The Russian share in Europe is only 27%, so a recession in Europe shouldn't be much of a problem.
As for the tax increases by the Russian government, you need to know that Russia isn't a country that imposes high taxes in the first place. In a previous analysis of mine on the effect of government intervention on the economy, I compared governments around the world and their tax rates. Russia came out as the country with the lowest personal income tax rate in the world. So it would be unreasonable to assume that taxes on corporations will be much higher. Today the mineral extraction tax rate is 509 rubles ($US 15.7) per thousand cubic meters, while the natural gas price is at $US 447/thousand cubic meters. This is basically a 3.5% tax rate on mineral extraction. This tax rate is going to double to 7% when reaching 2015. Income tax is around 20% so the extra 3.5% mineral extraction tax rate going forward isn't very significant. Gazprom estimates that its EBITDA will decline 10% due to this extra taxation. This 10% decline is more than offset by the increase in net profits due to higher sales.

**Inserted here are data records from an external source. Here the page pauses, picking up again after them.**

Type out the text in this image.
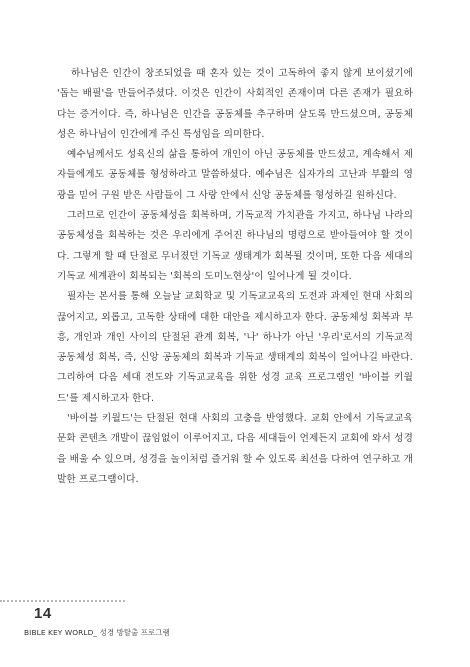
하나님은 인간이 창조되었을 때 혼자 있는 것이 고독하여 좋지 않게 보이셨기에 '돕는 배필'을 만들어주셨다. 이것은 인간이 사회적인 존재이며 다른 존재가 필요하다는 증거이다. 즉, 하나님은 인간을 공동체를 추구하며 살도록 만드셨으며, 공동체성은 하나님이 인간에게 주신 특성임을 의미한다.

예수님께서도 성육신의 삶을 통하여 개인이 아닌 공동체를 만드셨고, 계속해서 제자들에게도 공동체를 형성하라고 말씀하셨다. 예수님은 십자가의 고난과 부활의 영광을 믿어 구원 받은 사람들이 그 사랑 안에서 신앙 공동체를 형성하길 원하신다.

그러므로 인간이 공동체성을 회복하며, 기독교적 가치관을 가지고, 하나님 나라의 공동체성을 회복하는 것은 우리에게 주어진 하나님의 명령으로 받아들여야 할 것이다. 그렇게 할 때 단절로 무너졌던 기독교 생태계가 회복될 것이며, 또한 다음 세대의 기독교 세계관이 회복되는 '회복의 도미노현상'이 일어나게 될 것이다.

필자는 본서를 통해 오늘날 교회학교 및 기독교교육의 도전과 과제인 현대 사회의 끊어지고, 외롭고, 고독한 상태에 대한 대안을 제시하고자 한다. 공동체성 회복과 부흥, 개인과 개인 사이의 단절된 관계 회복, '나' 하나가 아닌 '우리'로서의 기독교적 공동체성 회복, 즉, 신앙 공동체의 회복과 기독교 생태계의 회복이 일어나길 바란다. 그리하여 다음 세대 전도와 기독교교육을 위한 성경 교육 프로그램인 '바이블 키월드'를 제시하고자 한다.

'바이블 키월드'는 단절된 현대 사회의 고충을 반영했다. 교회 안에서 기독교교육 문화 콘텐츠 개발이 끊임없이 이루어지고, 다음 세대들이 언제든지 교회에 와서 성경을 배울 수 있으며, 성경을 놀이처럼 즐거워 할 수 있도록 최선을 다하여 연구하고 개발한 프로그램이다.

14
BIBLE KEY WORLD_ 성경 방탈출 프로그램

Gazprom has excellent fundamentals and an equally excellent future prospectus. Due to European problems and a decline in energy prices its share price has declined. This is a perfect opportunity to buy the dip as I believe taxation and recession worries are overblown. Considering the high 6% yield (new dividend policy of Russian government) on dividend payment, I rate Gazprom a buy. Certainly, I would rather be in Gazprom than in 10 year U.S. government bonds at 1.5% yield.